Saturday, August 27, 2011

Faith is Infantile

            Here is some more food for thought for the weekend. This was written based largely off the writings of Joanna and Alister McGrath in The Dawkins Delusion and Richard Dawkins The God Delusion.

            As anyone familiar with antireligious polemics knows, a recurring atheist criticism of religious belief is that it is infantile, a childish delusion which ought to have disappeared as humanity reaches its maturity. Throughout his career Richard Dawkins has developed a similar criticism, drawing on a longstanding atheist analogy. In earlier works he emphasized that belief in God is just like believing in the Tooth Fairy or Santa Claus. “These are childish beliefs that are abandoned as soon as we are capable of evidence-based thinking. And so is God. It's obvious, isn't it?” As Dawkins pointed out in his "Thought for the Day" on BBC Radio in 2003, humanity "can leave the cry-baby phase, and finally come of age." This "infantile explanation" belongs to an earlier, superstitious era in the history of humanity. “We've outgrown it.”

Hmmm. Like many of Dawkins's analogies, this has been constructed with a specific agenda in mind; in this case, the ridiculing of religion. Yet the analogy is obviously flawed. How many people do you know who began to believe in Santa Claus in adulthood? Or who found belief in the Tooth Fairy consoling in old age? Those who use this infantile argument have to explain why so many people discover God in later life and certainly do not regard this as representing any kind of regression, perversion or degeneration.
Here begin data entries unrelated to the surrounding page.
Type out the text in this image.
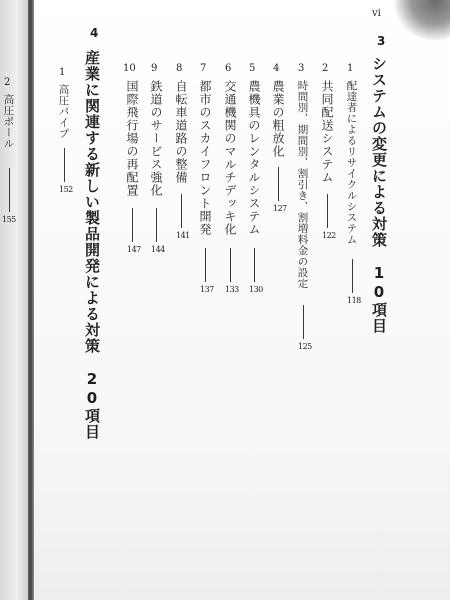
2
高圧ポール
155
vi
3
システムの変更による対策　10項目
1
配達者によるリサイクルシステム
118
2
共同配送システム
122
3
時間別、期間別、割引き、割増料金の設定
125
4
農業の粗放化
127
5
農機具のレンタルシステム
130
6
交通機関のマルチデッキ化
133
7
都市のスカイフロント開発
137
8
自転車道路の整備
141
9
鉄道のサービス強化
144
10
国際飛行場の再配置
147
4
産業に関連する新しい製品開発による対策　20項目
1
高圧パイプ
152
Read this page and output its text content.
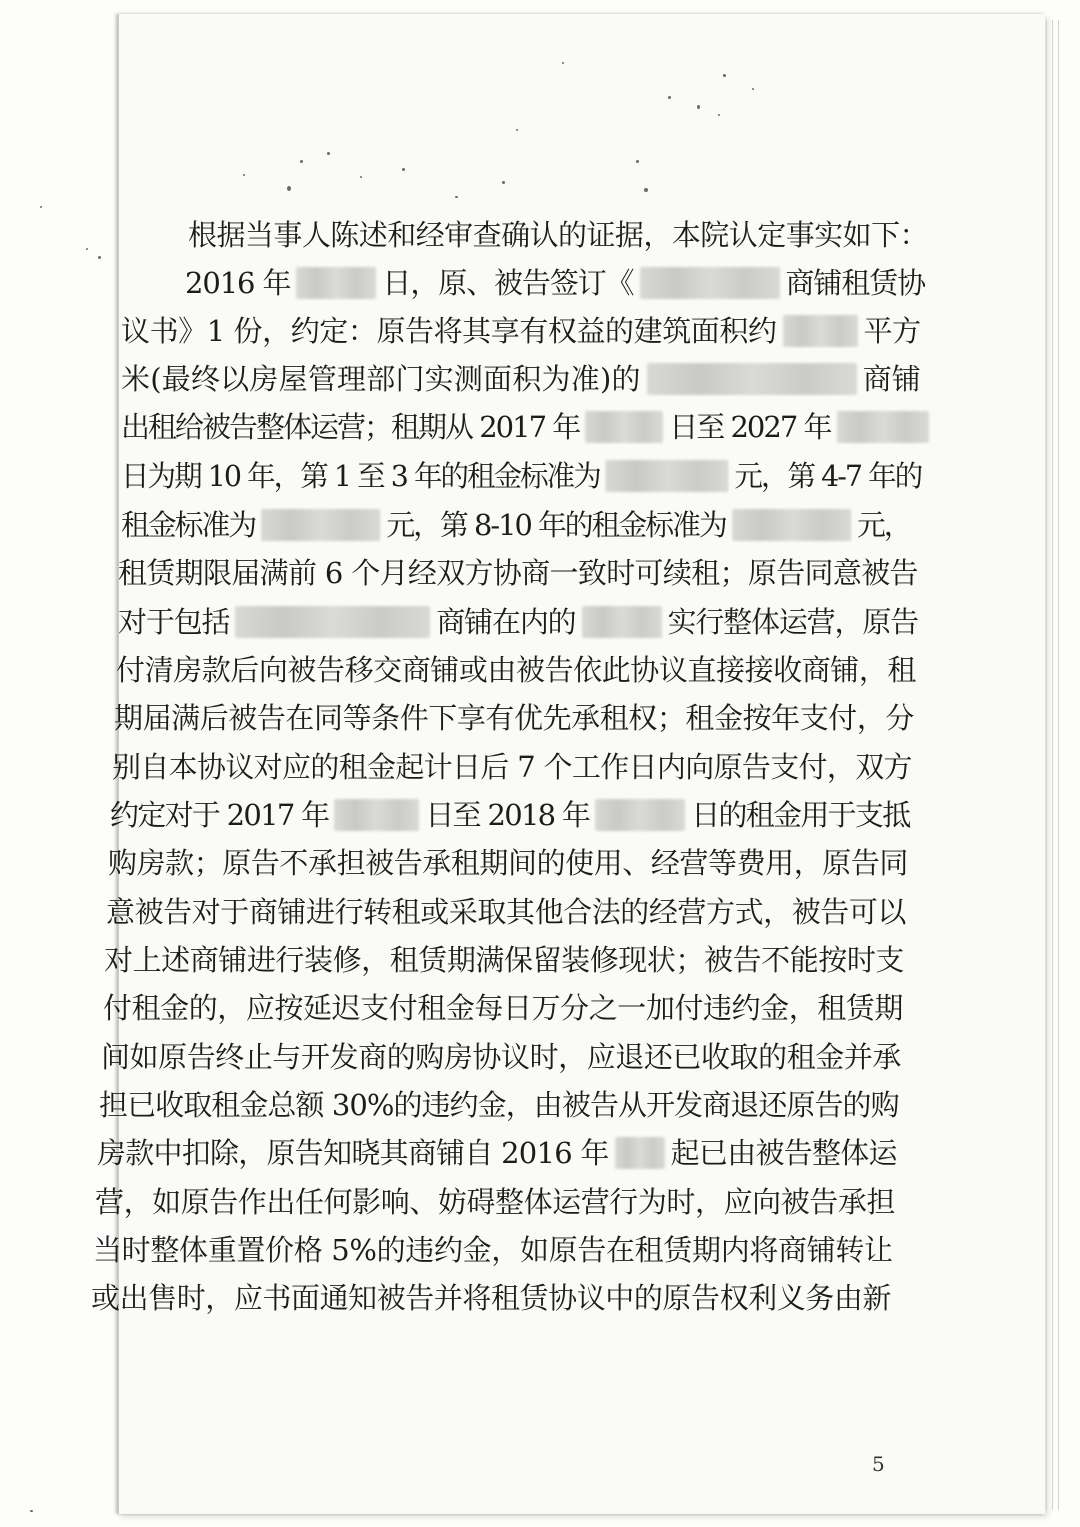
根据当事人陈述和经审查确认的证据，本院认定事实如下：
2016 年	日，原、被告签订《	商铺租赁协
议书》1 份，约定：原告将其享有权益的建筑面积约	平方
米(最终以房屋管理部门实测面积为准)的	商铺
出租给被告整体运营；租期从 2017 年	日至 2027 年
日为期 10 年，第 1 至 3 年的租金标准为	元，第 4-7 年的
租金标准为	元，第 8-10 年的租金标准为	元，
租赁期限届满前 6 个月经双方协商一致时可续租；原告同意被告
对于包括	商铺在内的	实行整体运营，原告
付清房款后向被告移交商铺或由被告依此协议直接接收商铺，租
期届满后被告在同等条件下享有优先承租权；租金按年支付，分
别自本协议对应的租金起计日后 7 个工作日内向原告支付，双方
约定对于 2017 年	日至 2018 年	日的租金用于支抵
购房款；原告不承担被告承租期间的使用、经营等费用，原告同
意被告对于商铺进行转租或采取其他合法的经营方式，被告可以
对上述商铺进行装修，租赁期满保留装修现状；被告不能按时支
付租金的，应按延迟支付租金每日万分之一加付违约金，租赁期
间如原告终止与开发商的购房协议时，应退还已收取的租金并承
担已收取租金总额 30%的违约金，由被告从开发商退还原告的购
房款中扣除，原告知晓其商铺自 2016 年 起已由被告整体运
营，如原告作出任何影响、妨碍整体运营行为时，应向被告承担
当时整体重置价格 5%的违约金，如原告在租赁期内将商铺转让
或出售时，应书面通知被告并将租赁协议中的原告权利义务由新
5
A good recent example is provided by Anthony Flew (born 1923), the noted atheist philosopher who started to believe in God in his eighties and wrote the book There is a God.

Yet The God Delusion is surely right to express concern about the indoctrination of children by their parents. “Innocent minds are corrupted by adults cramming their religious beliefs down their children's throats.” Dawkins argues that the biological process of natural selection builds child brains with a tendency to believe whatever their parents or elders tell them. This, he suggests, makes them prone to trust whatever a parent says; like Santa Claus. This is seen as one of the most significant factors involved in sustaining religious belief in the world, when it ought to have been wiped out ages ago. Break the cycle of the transmission of religious ideas, and that will put an end to this nonsense. Dawkins then goes on to suggest that bringing up children with religious tradition is a form of child abuse.
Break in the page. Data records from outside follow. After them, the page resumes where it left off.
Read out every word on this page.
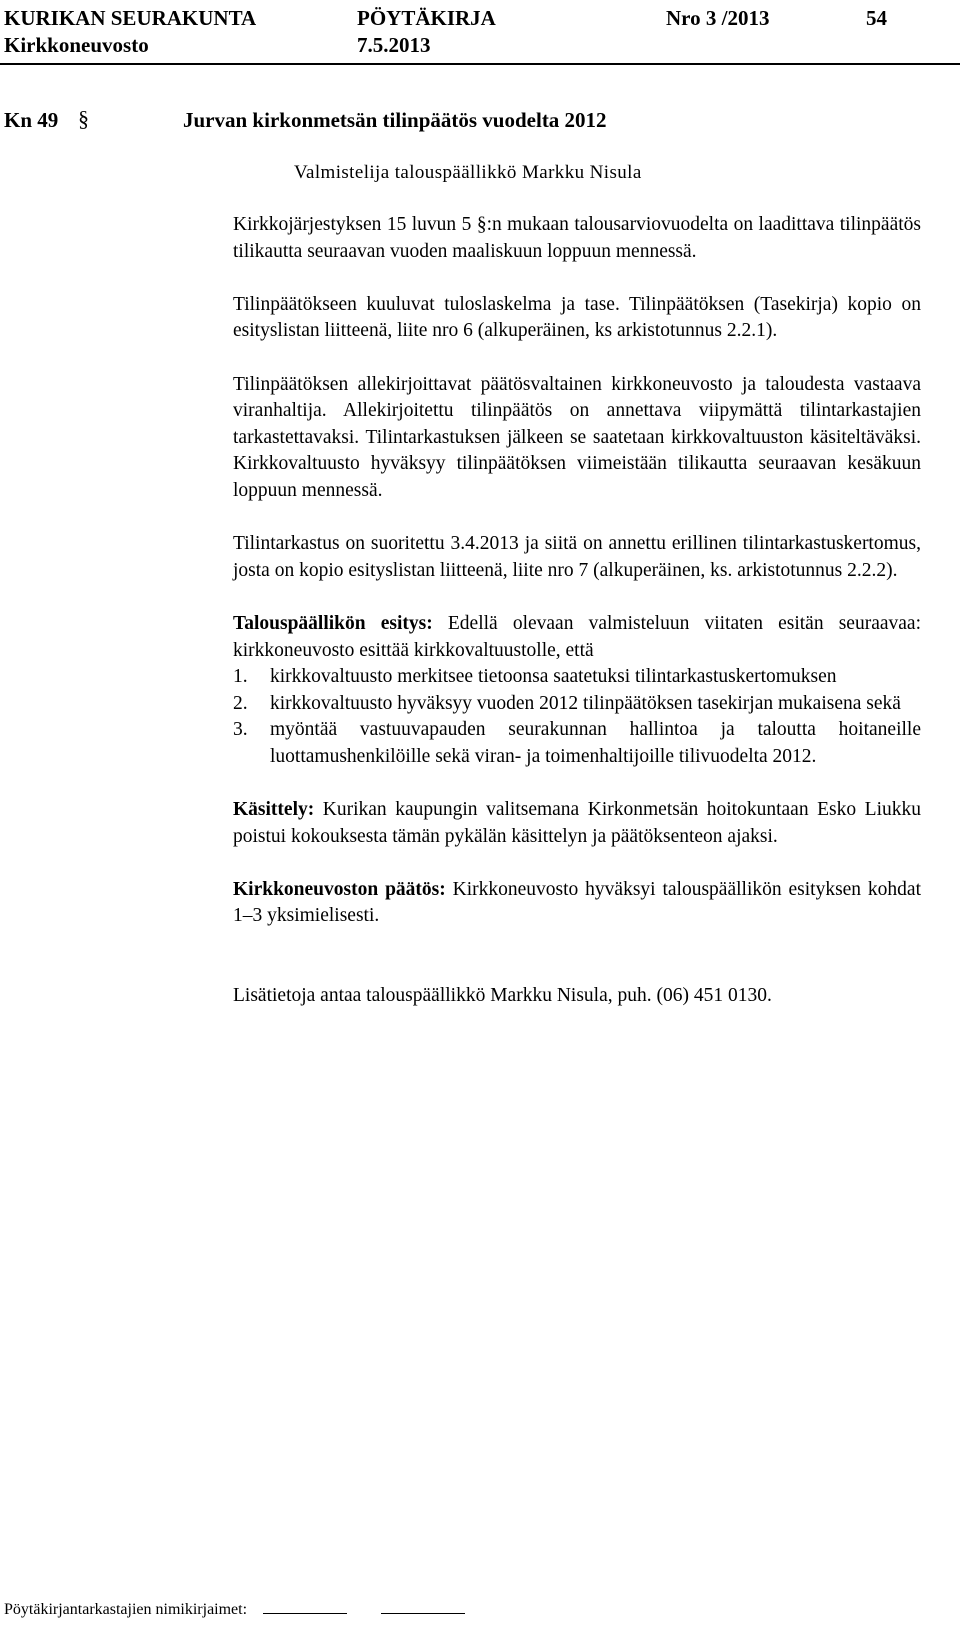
KURIKAN SEURAKUNTA	PÖYTÄKIRJA	Nro 3 /2013	54
Kirkkoneuvosto	7.5.2013
Kn 49 §	Jurvan kirkonmetsän tilinpäätös vuodelta 2012
Valmistelija talouspäällikkö Markku Nisula

Kirkkojärjestyksen 15 luvun 5 §:n mukaan talousarviovuodelta on laadittava tilinpäätös tilikautta seuraavan vuoden maaliskuun loppuun mennessä.

Tilinpäätökseen kuuluvat tuloslaskelma ja tase. Tilinpäätöksen (Tasekirja) kopio on esityslistan liitteenä, liite nro 6 (alkuperäinen, ks arkistotunnus 2.2.1).

Tilinpäätöksen allekirjoittavat päätösvaltainen kirkkoneuvosto ja taloudesta vastaava viranhaltija. Allekirjoitettu tilinpäätös on annettava viipymättä tilintarkastajien tarkastettavaksi. Tilintarkastuksen jälkeen se saatetaan kirkkovaltuuston käsiteltäväksi. Kirkkovaltuusto hyväksyy tilinpäätöksen viimeistään tilikautta seuraavan kesäkuun loppuun mennessä.

Tilintarkastus on suoritettu 3.4.2013 ja siitä on annettu erillinen tilintarkastuskertomus, josta on kopio esityslistan liitteenä, liite nro 7 (alkuperäinen, ks. arkistotunnus 2.2.2).

Talouspäällikön esitys: Edellä olevaan valmisteluun viitaten esitän seuraavaa: kirkkoneuvosto esittää kirkkovaltuustolle, että
1.	kirkkovaltuusto merkitsee tietoonsa saatetuksi tilintarkastuskertomuksen
2.	kirkkovaltuusto hyväksyy vuoden 2012 tilinpäätöksen tasekirjan mukaisena sekä
3.	myöntää vastuuvapauden seurakunnan hallintoa ja taloutta hoitaneille luottamushenkilöille sekä viran- ja toimenhaltijoille tilivuodelta 2012.

Käsittely: Kurikan kaupungin valitsemana Kirkonmetsän hoitokuntaan Esko Liukku poistui kokouksesta tämän pykälän käsittelyn ja päätöksenteon ajaksi.

Kirkkoneuvoston päätös: Kirkkoneuvosto hyväksyi talouspäällikön esityksen kohdat 1–3 yksimielisesti.

Lisätietoja antaa talouspäällikkö Markku Nisula, puh. (06) 451 0130.

Pöytäkirjantarkastajien nimikirjaimet:
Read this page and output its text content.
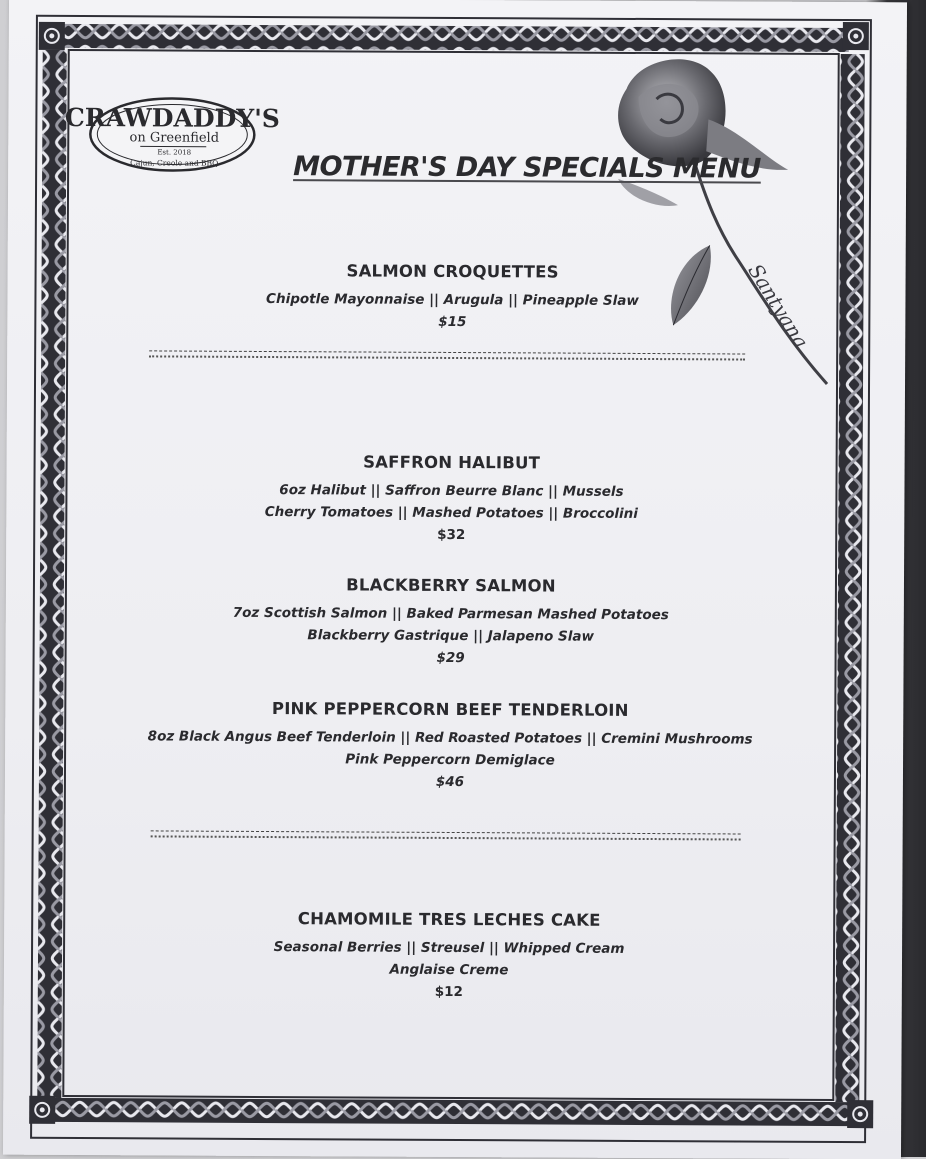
CRAWDADDY'S
on Greenfield
Est. 2018
Cajun, Creole and BBQ
Santyana
MOTHER'S DAY SPECIALS MENU
SALMON CROQUETTES
Chipotle Mayonnaise || Arugula || Pineapple Slaw
$15
SAFFRON HALIBUT
6oz Halibut || Saffron Beurre Blanc || Mussels
Cherry Tomatoes || Mashed Potatoes || Broccolini
$32
BLACKBERRY SALMON
7oz Scottish Salmon || Baked Parmesan Mashed Potatoes
Blackberry Gastrique || Jalapeno Slaw
$29
PINK PEPPERCORN BEEF TENDERLOIN
8oz Black Angus Beef Tenderloin || Red Roasted Potatoes || Cremini Mushrooms
Pink Peppercorn Demiglace
$46
CHAMOMILE TRES LECHES CAKE
Seasonal Berries || Streusel || Whipped Cream
Anglaise Creme
$12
Having read the misrepresentations of religion that are such a depressing feature of The God Delusion, I fear that secularists would merely force their own dogmas down the throats of the same gullible children, who lack, as Dawkins rightly points out, the discriminatory capacities needed to evaluate the ideas. His whole approach sounds uncomfortably like the antireligious programs built into the education of Soviet children during the 1950s, based on mantras such as "Science has disproved religion!" "Religion is superstition!" and the like. Children need to be told, fairly and accurately, what Christianity actually teaches; rather than be subjected to the ridiculous misrepresentations of Christian theology that litter The God Delusion.
Dawkins quotes with approval the views of his friend Nicholas Humphrey, who suggests that parents should no more be allowed to teach children about the "literal truth of the Bible" than "to knock their children's teeth out." If Humphrey is consistent here, he should be equally outraged about those who peddle misrepresentations of religion as if they were the truth. Might he argue, I wonder, that parents who read The God Delusion aloud to their children were also committing child abuse? Or are you only abusive if you impose religious, but not antireligious, dogmas and delusions?